J'ai arrêté le Destiel et, bien sûr, j'ai perdu la moitié du monde.

J'ai continué avec des bonnes vieilles chasses à la Winchester. Les gens aimaient encore ce concept, malgré un Castiel effacé et un Dean non-amoureux.

Et puis j'ai écrit sur les British Men Of Letters, car les scénaristes, comme d'habitude, avaient fait n'importe quoi avec ce potentiel. Je voulais réparer ça.

Et j'ai perdu tout le monde...

L'année dernière, j'ai créé un univers. Un nouveau Monde. Toujours sur les British Men Of Letters, mais avec beaucoup de Magie, de mystères et... De musique.

J'en conviens, mon style d'écriture n'est pas très intéressant. J'en conviens, mes histoires sont tellement capillotractés que l'on s'y perd et que personne ne comprend.

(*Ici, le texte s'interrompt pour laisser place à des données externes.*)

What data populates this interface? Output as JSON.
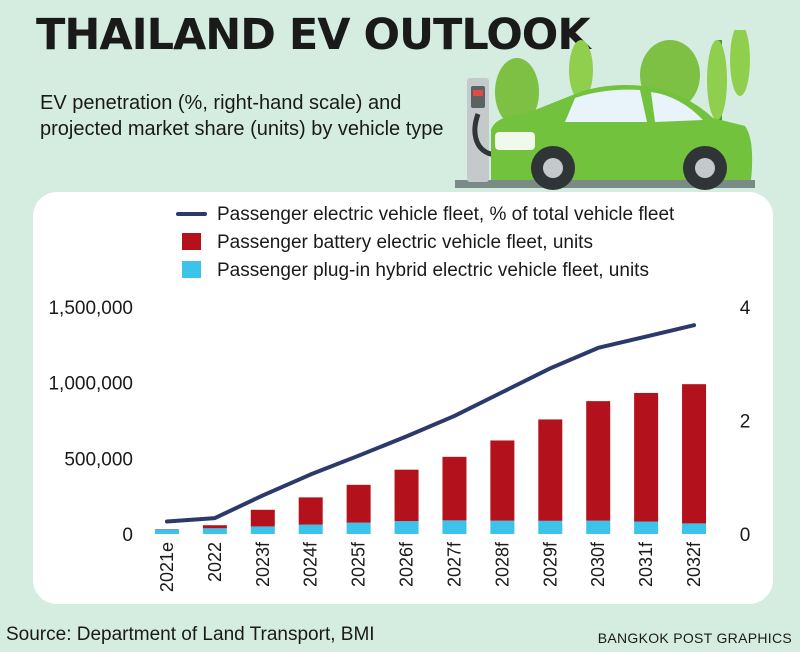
{
  "header": {
    "title": "THAILAND EV OUTLOOK",
    "subtitle": "EV penetration (%, right-hand scale) and projected market share (units) by vehicle type"
  },
  "footer": {
    "source": "Source:  Department of Land Transport, BMI",
    "credit": "BANGKOK POST GRAPHICS"
  },
  "illustration": {
    "icon": "ev-car-charging-icon"
  },
  "colors": {
    "background": "#d5ede0",
    "line": "#2b3a6b",
    "bev": "#b3121d",
    "phev": "#3cc3ea"
  },
  "chart_data": {
    "type": "bar",
    "stacked": true,
    "categories": [
      "2021e",
      "2022",
      "2023f",
      "2024f",
      "2025f",
      "2026f",
      "2027f",
      "2028f",
      "2029f",
      "2030f",
      "2031f",
      "2032f"
    ],
    "series": [
      {
        "name": "Passenger battery electric vehicle fleet, units",
        "type": "bar",
        "values": [
          2000,
          20000,
          110000,
          180000,
          250000,
          340000,
          420000,
          530000,
          670000,
          790000,
          850000,
          920000
        ]
      },
      {
        "name": "Passenger plug-in hybrid electric vehicle fleet, units",
        "type": "bar",
        "values": [
          30000,
          38000,
          50000,
          62000,
          75000,
          85000,
          90000,
          88000,
          87000,
          88000,
          82000,
          70000
        ]
      },
      {
        "name": "Passenger electric vehicle fleet, % of total vehicle fleet",
        "type": "line",
        "axis": "right",
        "values": [
          0.22,
          0.28,
          0.68,
          1.05,
          1.38,
          1.72,
          2.08,
          2.5,
          2.92,
          3.28,
          3.48,
          3.68
        ]
      }
    ],
    "y_left": {
      "range": [
        0,
        1500000
      ],
      "ticks": [
        "0",
        "500,000",
        "1,000,000",
        "1,500,000"
      ]
    },
    "y_right": {
      "range": [
        0,
        4
      ],
      "ticks": [
        "0",
        "2",
        "4"
      ]
    },
    "legend_position": "top",
    "grid": false
  }
}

Je n'ai pas perdu que des lecteurs, cette année-là.

Mais des amies aussi.

Ma seule semaine sans médicament et Op !

Aucun répit pour les malades.

J'ai perdu des amies et je me suis fait bannir d'un forum.

J'ai continué d'écrire avec la frustration. C'était difficile. Horrible.

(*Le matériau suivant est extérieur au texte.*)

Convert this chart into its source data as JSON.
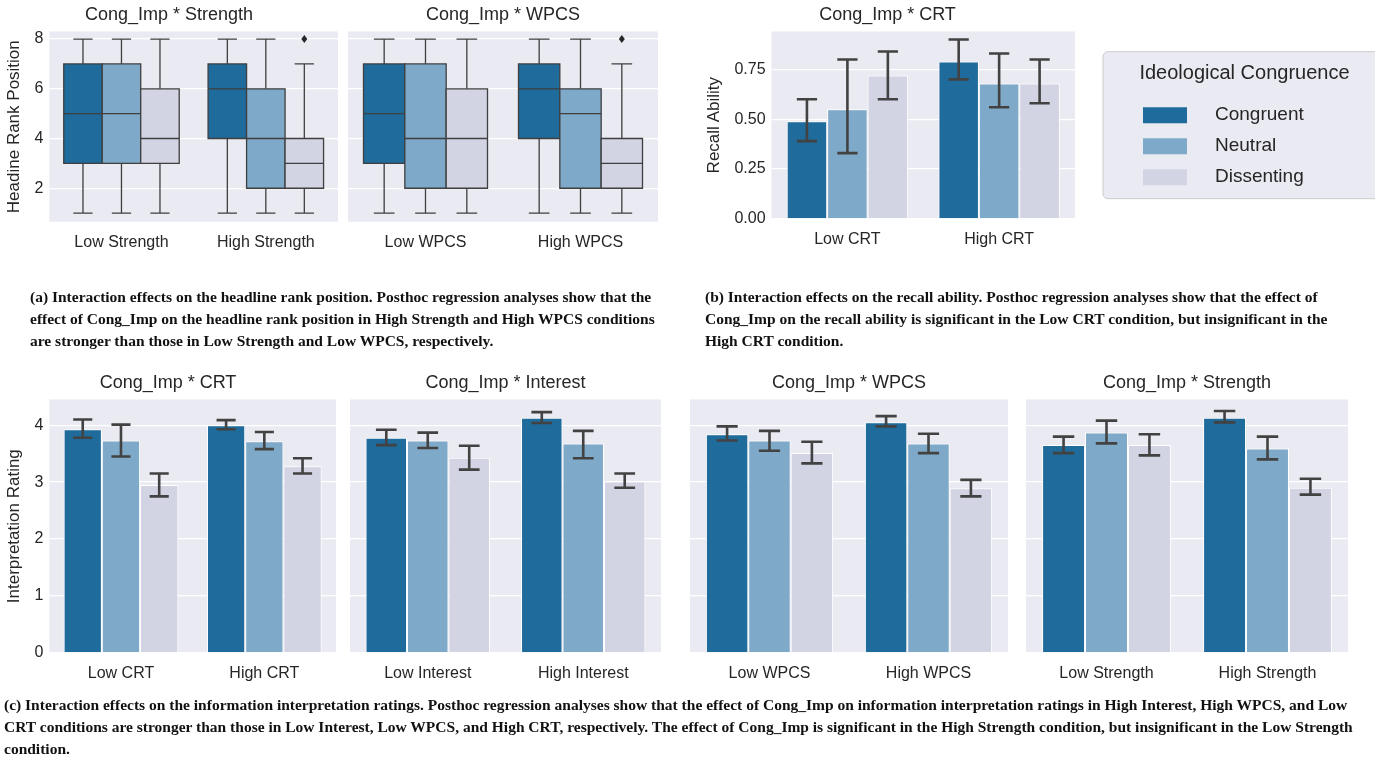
{
  "chart_data": [
    {
      "type": "box",
      "title": "Cong_Imp * Strength",
      "ylabel": "Headine Rank Position",
      "categories": [
        "Low Strength",
        "High Strength"
      ],
      "ylim": [
        0.65,
        8.3
      ],
      "yticks": [
        2,
        4,
        6,
        8
      ],
      "grid": "y",
      "annotations": [
        "(a) Interaction effects on the headline rank position. Posthoc regression analyses show that the effect of Cong_Imp on the headline rank position in High Strength and High WPCS conditions are stronger than those in Low Strength and Low WPCS, respectively."
      ],
      "series": [
        {
          "color": "#1f6b9b",
          "boxes": [
            {
              "low": 1,
              "q1": 3,
              "median": 5,
              "q3": 7,
              "high": 8
            },
            {
              "low": 1,
              "q1": 4,
              "median": 6,
              "q3": 7,
              "high": 8
            }
          ]
        },
        {
          "color": "#7fa9c8",
          "boxes": [
            {
              "low": 1,
              "q1": 3,
              "median": 5,
              "q3": 7,
              "high": 8
            },
            {
              "low": 1,
              "q1": 2,
              "median": 4,
              "q3": 6,
              "high": 8
            }
          ]
        },
        {
          "color": "#d2d4e4",
          "boxes": [
            {
              "low": 1,
              "q1": 3,
              "median": 4,
              "q3": 6,
              "high": 8
            },
            {
              "low": 1,
              "q1": 2,
              "median": 3,
              "q3": 4,
              "high": 7,
              "outliers": [
                8
              ]
            }
          ]
        }
      ]
    },
    {
      "type": "box",
      "title": "Cong_Imp * WPCS",
      "categories": [
        "Low WPCS",
        "High WPCS"
      ],
      "ylim": [
        0.65,
        8.3
      ],
      "yticks": [
        2,
        4,
        6,
        8
      ],
      "grid": "y",
      "tick_labels": "x",
      "series": [
        {
          "color": "#1f6b9b",
          "boxes": [
            {
              "low": 1,
              "q1": 3,
              "median": 5,
              "q3": 7,
              "high": 8
            },
            {
              "low": 1,
              "q1": 4,
              "median": 6,
              "q3": 7,
              "high": 8
            }
          ]
        },
        {
          "color": "#7fa9c8",
          "boxes": [
            {
              "low": 1,
              "q1": 2,
              "median": 4,
              "q3": 7,
              "high": 8
            },
            {
              "low": 1,
              "q1": 2,
              "median": 5,
              "q3": 6,
              "high": 8
            }
          ]
        },
        {
          "color": "#d2d4e4",
          "boxes": [
            {
              "low": 1,
              "q1": 2,
              "median": 4,
              "q3": 6,
              "high": 8
            },
            {
              "low": 1,
              "q1": 2,
              "median": 3,
              "q3": 4,
              "high": 7,
              "outliers": [
                8
              ]
            }
          ]
        }
      ]
    },
    {
      "type": "bar",
      "title": "Cong_Imp * CRT",
      "ylabel": "Recall Ability",
      "categories": [
        "Low CRT",
        "High CRT"
      ],
      "ylim": [
        0,
        0.94
      ],
      "yticks": [
        {
          "value": 0,
          "label": "0.00"
        },
        0.25,
        {
          "value": 0.5,
          "label": "0.50"
        },
        0.75
      ],
      "grid": "y",
      "legend": "right",
      "legend_title": "Ideological Congruence",
      "annotations": [
        "(b) Interaction effects on the recall ability. Posthoc regression analyses show that the effect of Cong_Imp on the recall ability is significant in the Low CRT condition, but insignificant in the High CRT condition."
      ],
      "series": [
        {
          "name": "Congruent",
          "color": "#1f6b9b",
          "values": [
            0.49,
            0.79
          ],
          "errors": [
            [
              0.39,
              0.6
            ],
            [
              0.7,
              0.9
            ]
          ]
        },
        {
          "name": "Neutral",
          "color": "#7fa9c8",
          "values": [
            0.55,
            0.68
          ],
          "errors": [
            [
              0.33,
              0.8
            ],
            [
              0.56,
              0.83
            ]
          ]
        },
        {
          "name": "Dissenting",
          "color": "#d2d4e4",
          "values": [
            0.72,
            0.68
          ],
          "errors": [
            [
              0.6,
              0.84
            ],
            [
              0.58,
              0.8
            ]
          ]
        }
      ]
    },
    {
      "type": "bar",
      "title": "Cong_Imp * CRT",
      "ylabel": "Interpretation Rating",
      "categories": [
        "Low CRT",
        "High CRT"
      ],
      "ylim": [
        0,
        4.45
      ],
      "yticks": [
        0,
        1,
        2,
        3,
        4
      ],
      "grid": "y",
      "annotations": [
        "(c) Interaction effects on the information interpretation ratings. Posthoc regression analyses show that the effect of Cong_Imp on information interpretation ratings in High Interest, High WPCS, and Low CRT conditions are stronger than those in Low Interest, Low WPCS, and High CRT, respectively. The effect of Cong_Imp is significant in the High Strength condition, but insignificant in the Low Strength condition."
      ],
      "series": [
        {
          "color": "#1f6b9b",
          "values": [
            3.93,
            4.0
          ],
          "errors": [
            [
              3.78,
              4.1
            ],
            [
              3.93,
              4.09
            ]
          ]
        },
        {
          "color": "#7fa9c8",
          "values": [
            3.73,
            3.72
          ],
          "errors": [
            [
              3.45,
              4.01
            ],
            [
              3.58,
              3.88
            ]
          ]
        },
        {
          "color": "#d2d4e4",
          "values": [
            2.95,
            3.28
          ],
          "errors": [
            [
              2.75,
              3.15
            ],
            [
              3.15,
              3.42
            ]
          ]
        }
      ]
    },
    {
      "type": "bar",
      "title": "Cong_Imp * Interest",
      "categories": [
        "Low Interest",
        "High Interest"
      ],
      "ylim": [
        0,
        4.45
      ],
      "yticks": [
        0,
        1,
        2,
        3,
        4
      ],
      "grid": "y",
      "tick_labels": "x",
      "series": [
        {
          "color": "#1f6b9b",
          "values": [
            3.78,
            4.13
          ],
          "errors": [
            [
              3.65,
              3.92
            ],
            [
              4.04,
              4.23
            ]
          ]
        },
        {
          "color": "#7fa9c8",
          "values": [
            3.73,
            3.68
          ],
          "errors": [
            [
              3.6,
              3.87
            ],
            [
              3.42,
              3.9
            ]
          ]
        },
        {
          "color": "#d2d4e4",
          "values": [
            3.43,
            3.01
          ],
          "errors": [
            [
              3.22,
              3.64
            ],
            [
              2.9,
              3.15
            ]
          ]
        }
      ]
    },
    {
      "type": "bar",
      "title": "Cong_Imp * WPCS",
      "categories": [
        "Low WPCS",
        "High WPCS"
      ],
      "ylim": [
        0,
        4.45
      ],
      "yticks": [
        0,
        1,
        2,
        3,
        4
      ],
      "grid": "y",
      "tick_labels": "x",
      "series": [
        {
          "color": "#1f6b9b",
          "values": [
            3.84,
            4.05
          ],
          "errors": [
            [
              3.73,
              3.98
            ],
            [
              3.98,
              4.16
            ]
          ]
        },
        {
          "color": "#7fa9c8",
          "values": [
            3.73,
            3.68
          ],
          "errors": [
            [
              3.55,
              3.9
            ],
            [
              3.51,
              3.85
            ]
          ]
        },
        {
          "color": "#d2d4e4",
          "values": [
            3.51,
            2.89
          ],
          "errors": [
            [
              3.33,
              3.71
            ],
            [
              2.75,
              3.04
            ]
          ]
        }
      ]
    },
    {
      "type": "bar",
      "title": "Cong_Imp * Strength",
      "categories": [
        "Low Strength",
        "High Strength"
      ],
      "ylim": [
        0,
        4.45
      ],
      "yticks": [
        0,
        1,
        2,
        3,
        4
      ],
      "grid": "y",
      "tick_labels": "x",
      "series": [
        {
          "color": "#1f6b9b",
          "values": [
            3.65,
            4.13
          ],
          "errors": [
            [
              3.51,
              3.8
            ],
            [
              4.05,
              4.25
            ]
          ]
        },
        {
          "color": "#7fa9c8",
          "values": [
            3.87,
            3.59
          ],
          "errors": [
            [
              3.68,
              4.08
            ],
            [
              3.4,
              3.8
            ]
          ]
        },
        {
          "color": "#d2d4e4",
          "values": [
            3.65,
            2.9
          ],
          "errors": [
            [
              3.47,
              3.84
            ],
            [
              2.78,
              3.06
            ]
          ]
        }
      ]
    }
  ]
}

Des heures, des jours de luttes. De pleurs. De questionnements. Un travail acharné. Pour quoi ?

Rien.

Plus que rien.

Mais j'ai continué.

Parce que je n'avais pas le choix.

Mais avec tellement de larmes, d'insomnies, de frustrations...

Non, jamais plus.

Pourquoi gâcher autant de temps et d'énergie pour du néant ?

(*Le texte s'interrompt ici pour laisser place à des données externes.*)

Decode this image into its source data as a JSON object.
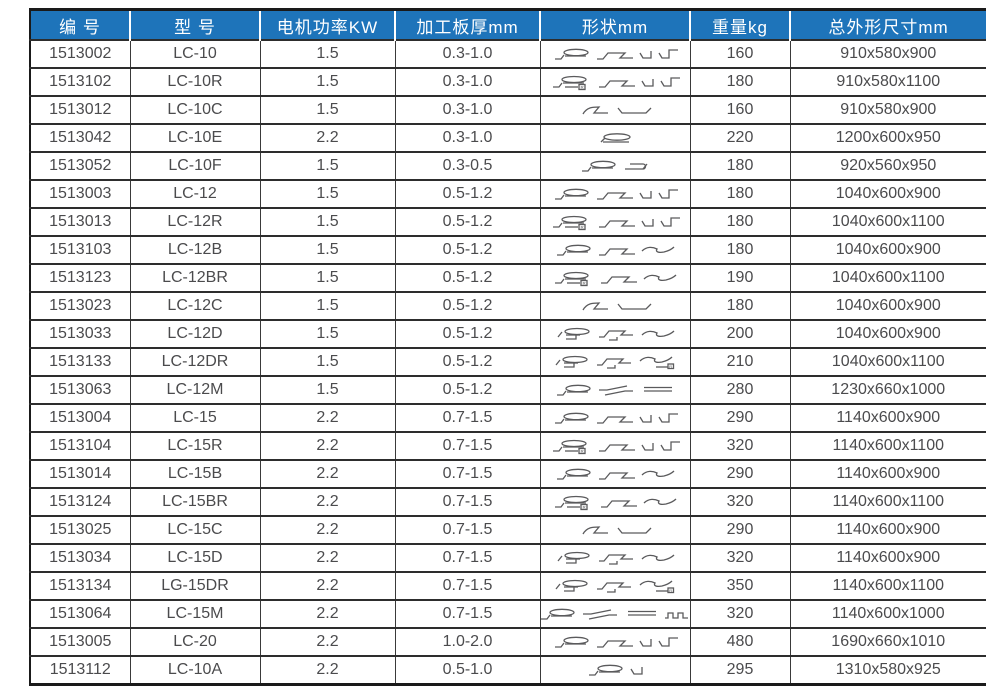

Je veux me focaliser sur des véritables choses : ma nouvelle entreprise. Mon violon. Mon groupe d'écrivains. Laytown...

Bien sûr que je vais continuer d'écrire !

Écrire, c'est respirer. Je ne peux pas faire sans !

Écrire, c'est refuser de mourir.

Mais plus ici.

Non, jamais plus.

Je vais continuer mes histoires et mes poèmes en Anglais et en Gaélique Irlandais.

Apparemment, ce sont les seules langues où les gens m'écoutent. M'aident. Me donnent des Challenges. Des idées. Des conseils.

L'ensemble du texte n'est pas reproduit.